Processo contra Silvio Almeida aguarda citação há quatro meses
A tramitação da denúncia apresentada pela Procuradoria-Geral da República (PGR) contra o ex-ministro dos Direitos Humanos Silvio Almeida no Supremo Tribunal Federal (STF) segue paralisada há quatro meses. Ele é acusado de importunação sexual à ex-ministra da Igualdade Racial Anielle Franco (PT).
O andamento do processo depende da citação da pessoa denunciada. É somente após essa etapa que ela pode apresentar sua defesa prévia e, então, o caso pode ser remetido para o julgamento do recebimento da denúncia. Nessa fase, será decidido se há elementos suficientes para torná-la ré no processo, quando ela passa então a responder de fato pelas acusações.

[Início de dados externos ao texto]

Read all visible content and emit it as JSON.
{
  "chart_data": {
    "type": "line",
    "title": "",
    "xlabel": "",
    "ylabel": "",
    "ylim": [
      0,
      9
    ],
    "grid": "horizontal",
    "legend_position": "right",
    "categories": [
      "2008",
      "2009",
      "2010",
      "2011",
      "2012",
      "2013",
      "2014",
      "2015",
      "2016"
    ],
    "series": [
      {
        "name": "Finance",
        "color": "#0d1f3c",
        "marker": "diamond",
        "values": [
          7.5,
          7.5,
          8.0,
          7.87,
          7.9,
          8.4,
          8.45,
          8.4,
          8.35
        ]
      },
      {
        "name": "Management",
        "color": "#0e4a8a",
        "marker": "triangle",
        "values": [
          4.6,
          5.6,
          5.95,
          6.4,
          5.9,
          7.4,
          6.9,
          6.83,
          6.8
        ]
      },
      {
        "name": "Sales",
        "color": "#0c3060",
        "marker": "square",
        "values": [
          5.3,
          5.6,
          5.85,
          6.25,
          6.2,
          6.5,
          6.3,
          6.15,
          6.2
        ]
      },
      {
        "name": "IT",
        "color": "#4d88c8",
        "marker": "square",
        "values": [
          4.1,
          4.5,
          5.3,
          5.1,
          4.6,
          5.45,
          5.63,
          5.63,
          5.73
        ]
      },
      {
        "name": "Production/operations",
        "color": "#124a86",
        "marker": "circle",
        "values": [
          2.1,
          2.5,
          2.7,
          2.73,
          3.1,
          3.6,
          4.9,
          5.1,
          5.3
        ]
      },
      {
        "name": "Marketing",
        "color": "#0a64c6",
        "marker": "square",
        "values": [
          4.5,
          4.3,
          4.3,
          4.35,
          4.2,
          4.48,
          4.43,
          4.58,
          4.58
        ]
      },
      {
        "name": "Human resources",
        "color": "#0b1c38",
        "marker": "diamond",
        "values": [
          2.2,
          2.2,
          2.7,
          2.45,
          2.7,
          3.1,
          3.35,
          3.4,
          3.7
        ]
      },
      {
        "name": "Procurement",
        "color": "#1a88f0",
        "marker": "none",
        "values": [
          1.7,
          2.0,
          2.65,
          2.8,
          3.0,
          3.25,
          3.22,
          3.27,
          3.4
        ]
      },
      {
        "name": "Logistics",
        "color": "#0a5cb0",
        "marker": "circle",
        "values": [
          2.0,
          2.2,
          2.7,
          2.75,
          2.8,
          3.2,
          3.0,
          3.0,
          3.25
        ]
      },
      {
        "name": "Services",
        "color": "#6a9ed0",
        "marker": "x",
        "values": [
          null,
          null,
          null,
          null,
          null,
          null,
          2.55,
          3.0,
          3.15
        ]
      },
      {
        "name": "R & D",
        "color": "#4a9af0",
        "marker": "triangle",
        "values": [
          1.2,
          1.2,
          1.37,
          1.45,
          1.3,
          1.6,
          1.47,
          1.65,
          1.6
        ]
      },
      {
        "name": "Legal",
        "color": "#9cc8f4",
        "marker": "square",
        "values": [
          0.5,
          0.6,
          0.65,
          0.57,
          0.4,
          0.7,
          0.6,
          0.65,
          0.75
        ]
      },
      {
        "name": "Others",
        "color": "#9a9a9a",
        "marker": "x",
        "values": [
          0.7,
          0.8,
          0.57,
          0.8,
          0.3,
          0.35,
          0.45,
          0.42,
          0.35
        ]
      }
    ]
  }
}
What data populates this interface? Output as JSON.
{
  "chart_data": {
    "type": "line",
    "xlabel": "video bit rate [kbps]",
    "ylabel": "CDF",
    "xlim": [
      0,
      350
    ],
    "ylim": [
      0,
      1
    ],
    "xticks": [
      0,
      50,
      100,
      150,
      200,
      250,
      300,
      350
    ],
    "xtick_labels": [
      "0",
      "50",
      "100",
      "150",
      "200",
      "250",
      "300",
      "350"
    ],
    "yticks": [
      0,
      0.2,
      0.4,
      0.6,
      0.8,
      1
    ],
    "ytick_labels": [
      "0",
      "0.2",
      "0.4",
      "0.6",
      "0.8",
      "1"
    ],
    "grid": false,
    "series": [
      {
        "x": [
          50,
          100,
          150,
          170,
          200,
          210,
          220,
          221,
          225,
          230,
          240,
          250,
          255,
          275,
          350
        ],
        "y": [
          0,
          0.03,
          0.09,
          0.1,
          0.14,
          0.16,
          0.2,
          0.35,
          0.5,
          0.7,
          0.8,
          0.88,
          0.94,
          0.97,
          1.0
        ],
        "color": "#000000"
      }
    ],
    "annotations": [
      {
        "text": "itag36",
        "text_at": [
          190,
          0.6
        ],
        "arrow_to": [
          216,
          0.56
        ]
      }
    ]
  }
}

Ao Estadão, a defesa do ex-ministro afirmou que "não há qualquer intenção de evitar a citação". "Trata-se de procedimento em curso sob sigilo, que será tratado exclusivamente nos autos. A defesa permanece confiante de que a inocência de Silvio Almeida será demonstrada", diz o comunicado.
No Instagram, rede social em que se mantém ativo, Silvio Almeida afirmou via stories que está "ansioso para poder, finalmente, ter o seu dia na Corte".
"Trabalho no mesmo local há mais de dez anos, onde inclusive recebo com frequência meus amigos e também inúmeros jornalistas. Só não me encontra quem não quer me encontrar ou quem pretende utilizar a demora natural de um procedimento jurídico com o intuito de criar uma narrativa para, quem sabe, tirar proveito político-eleitoral", escreveu.
A denúncia foi oferecida em março pela PGR e tramita sob sigilo no STF, sob relatoria do ministro André Mendonça. Ele foi indiciado pela Polícia Federal com base na suspeita de importunação sexual contra Anielle Franco e a professora Isabel Rodrigues, mas a denúncia trata apenas do caso envolvendo a ministra.
Anielle afirmou que houve "atitudes inconvenientes" por parte de Silvio Almeida, como toques inapropriados e convites impertinentes, mas que ela não reportou os episódios por "medo do descrédito e dos julgamentos".
Ele nega as acusações e já publicou vídeo em que se diz "um homem inocente, retirado da vida pública de forma violenta e injusta".